# DINO ZANELLA "Special"



## Jesper (Feb 27, 2022)

Great frame built by Dino Zanella who was a master frame builder for Colnago (both production and specialty frames). Fairly hard to find Zanella frames nowadays (I have not seen another of this version), and they are much more expensive than they were about 10 years ago. I'm not sure when Dino passed away, but I don't think the shop has produced any handmade racing frames for some time. The shop is still open, but selling shop branded factory commuter bikes. If you have a Colnago from the 70s-80s you may very well be riding a Zanella frame.

This "Special" model frame has Columbus "SL" tubes and a Columbus "AIR" fork; Cinelli BB shell. Campy rear drop-outs and Gipiemme front drop-outs. Engraved head badge, BB shell, and top tube signature. Since I just stripped a bike I have full set of parts ('91-'92 Campy Chorus/Croce d'Aune) to throw on it and get it on the road in a week or so. It takes a 27.2mm post, and has a 127.5mm rear fork so it is either an odd size, or has been cold set previously; I assume the latter.. I do not find it to be an issue since it was probably 126mm, and it should not affect me whether I use a 6 or 7 speed cluster. Excellent paint work that I would assume was outsourced since is rather custom work. Earliest Zanella frames had decal head badges and not engraved ones so I assume this to be mid to later 80s, possibly very early 90s; I don't know when that style "Air" fork was in use, but that would also help date it. I have yet to contact the shop
 for possible information. This frame will be in the stable for quite awhile unless I find another one of smaller stature (51-53mm), but I've ridden larger frames for decades; ST 56.5mm c-c, TT 55.5mm c-c.


----------



## HBSyncro (Feb 28, 2022)

Sweet frame and just my size!  Haha.  Did he make his own branded frames while still working at Colnago or he left to start up his own shop?


----------



## kccomet (Feb 28, 2022)

very cool


----------



## Jesper (Mar 1, 2022)

HBSyncro said:


> Sweet frame and just my size!  Haha.  Did he make his own branded frames while still working at Colnago or he left to start up his own shop?

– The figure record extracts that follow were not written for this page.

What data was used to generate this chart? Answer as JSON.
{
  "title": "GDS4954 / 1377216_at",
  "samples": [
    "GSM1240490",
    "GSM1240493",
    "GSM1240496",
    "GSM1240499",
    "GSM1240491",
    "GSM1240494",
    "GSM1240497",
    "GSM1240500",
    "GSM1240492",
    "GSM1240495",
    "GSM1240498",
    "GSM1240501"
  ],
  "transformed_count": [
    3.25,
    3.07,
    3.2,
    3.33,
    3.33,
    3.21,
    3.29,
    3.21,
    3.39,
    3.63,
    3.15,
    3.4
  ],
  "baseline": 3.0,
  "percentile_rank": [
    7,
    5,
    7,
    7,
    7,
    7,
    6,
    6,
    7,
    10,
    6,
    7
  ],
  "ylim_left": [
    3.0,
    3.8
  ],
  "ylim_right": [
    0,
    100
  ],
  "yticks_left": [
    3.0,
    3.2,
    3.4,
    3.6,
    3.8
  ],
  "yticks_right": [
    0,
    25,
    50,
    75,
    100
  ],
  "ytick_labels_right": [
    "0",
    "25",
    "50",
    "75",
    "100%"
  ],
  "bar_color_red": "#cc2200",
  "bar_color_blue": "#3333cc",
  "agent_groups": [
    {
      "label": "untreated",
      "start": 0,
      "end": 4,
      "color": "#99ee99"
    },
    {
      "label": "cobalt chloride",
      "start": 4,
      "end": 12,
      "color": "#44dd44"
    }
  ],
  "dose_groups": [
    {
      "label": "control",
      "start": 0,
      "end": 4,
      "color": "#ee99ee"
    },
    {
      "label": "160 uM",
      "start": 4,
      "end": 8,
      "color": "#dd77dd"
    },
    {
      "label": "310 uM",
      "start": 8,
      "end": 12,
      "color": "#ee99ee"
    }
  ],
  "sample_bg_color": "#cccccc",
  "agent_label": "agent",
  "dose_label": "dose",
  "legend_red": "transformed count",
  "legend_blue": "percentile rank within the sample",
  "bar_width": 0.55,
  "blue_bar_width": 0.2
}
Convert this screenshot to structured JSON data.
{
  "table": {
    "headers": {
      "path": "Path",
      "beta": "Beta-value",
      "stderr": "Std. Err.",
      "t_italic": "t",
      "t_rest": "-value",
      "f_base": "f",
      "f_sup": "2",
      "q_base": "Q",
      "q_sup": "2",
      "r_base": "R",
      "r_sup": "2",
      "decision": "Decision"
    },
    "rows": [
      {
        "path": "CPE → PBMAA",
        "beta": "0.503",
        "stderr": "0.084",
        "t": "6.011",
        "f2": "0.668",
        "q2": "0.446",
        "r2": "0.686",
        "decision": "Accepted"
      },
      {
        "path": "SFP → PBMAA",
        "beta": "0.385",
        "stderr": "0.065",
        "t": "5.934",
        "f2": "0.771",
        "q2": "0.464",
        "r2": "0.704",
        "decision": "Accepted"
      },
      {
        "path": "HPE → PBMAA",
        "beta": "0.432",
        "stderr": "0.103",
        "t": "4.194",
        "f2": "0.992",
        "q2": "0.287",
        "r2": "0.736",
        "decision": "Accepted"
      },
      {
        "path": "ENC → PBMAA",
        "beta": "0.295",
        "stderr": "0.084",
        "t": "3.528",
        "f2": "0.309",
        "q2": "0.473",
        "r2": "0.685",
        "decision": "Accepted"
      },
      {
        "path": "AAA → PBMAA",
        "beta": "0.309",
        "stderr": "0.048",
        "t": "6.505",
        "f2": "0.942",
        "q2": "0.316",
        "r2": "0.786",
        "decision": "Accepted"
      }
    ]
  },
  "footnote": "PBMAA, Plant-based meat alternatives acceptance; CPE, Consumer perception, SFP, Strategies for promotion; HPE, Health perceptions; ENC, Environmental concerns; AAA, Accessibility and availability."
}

I know he made self-named frames in the early 80s (circa '82-'83), but I don't know the exact timeline between him leaving Colnago and his starting his own business. I doubt that there would be much overlap (maybe a year?) with him having to build frames for 2 companies unless he was limiting production to a great extent for one or the other. I would still like to know when Ernesto last built a standard production frame, or for that matter even a specialized steel frame. I like the fact that many of my bikes were built by the man whose name is on the head badge; not something that can be done with a company that needs to outfit professional teams and the general public on a fairly large scale. I think that is why someone like Pelizzoli sold off Ciöcc circa 1980 (retired from Ciöcc circa '91) just after that brand collected some big wins. I believe he wanted to maintain his integrity with producing high quality frames which was probably becoming difficult with increasing marque fame and a growing business.


----------



## bikerbluz (Mar 3, 2022)

*Very nice!*


----------



## Jake1 (Mar 4, 2022)

Never even heard of the name before. I would love a frame with that fork style. What years were those being used? I read that the Air tubes were introduced in 1980. I have an 80s (mid?) frame that says Air on the fork, but it looks different from yours; pretty normal design so it might be completely different or much earlier.


----------



## bulldog1935 (Mar 4, 2022)

Very 90s-looking steel frame.  My '98 Moser Forma has the fork (sans pantographs), and was one of the last lugged-steel frames available.
Pretty sure mine is a re-badged DeRosa Primato, though the dropouts are stamped Moser (obviously Aldo didn't make his own dropouts).  
My Forma and the OP frame share a common graphics theme.








						F Moser Forma | Vintage Lightweight Bicycles
					

got a good deal on this classic lugged steel frame and finished it a few weeks ago - enough to already pedal 100 miles.   It doesn't count as vintage, but it counts as instant classic.   Graphics on the frame and 1996 Olympics badge date it to the late 90s.  I call it the brewpub racer...




					thecabe.com


----------



## Jesper (Mar 5, 2022)

Nice looking bike @bulldog1935 . Looks like a different fork though. I saw a similar Zanella fork on a Tommasini Air frame, but Tommasini also had another "Air" fork that might have been a proprietary design and not Columbus blade.


----------



## Jake1 (Mar 8, 2022)

Jesper said:


> Nice looking bike @bulldog1935 . Looks like a different fork though. I saw a similar Zanella fork on a Tommasini Air frame, but Tommasini also had another "Air" fork that might have been a proprietary design and not Columbus blade.



I believe that is what I have. A Tommasini Prestige with their Air fork. I think it is mid 80s.


----------



## Jesper (Mar 9, 2022)

Jake1 said:


> I believe that is what I have. A Tommasini Prestige with their Air fork. I think it is mid 80s.



If you could post a photo of that fork/frame I would be interested to see it. I have a weird Tommasini frame, but it has no model name, and although Tommasini only made high end racers folks somewhat decry it as a contract build. I personally have a hard time believing that Irio let anything bear his name that didn't come from his shop; possibly an apprentice built range of frames that didn't get all the bells and whistles, but still high quality nonetheless. I have seen only a few examples and all have a decal implying it was made directly for the US export market: "la bicicletta italiano per il corridore americano" (the Italian bicycle for the American racer). I don't have a Tommasini fork for it (yet!); had a Bottecchia fork when purchased. I got rid of a Prestige model due to size and profit!


----------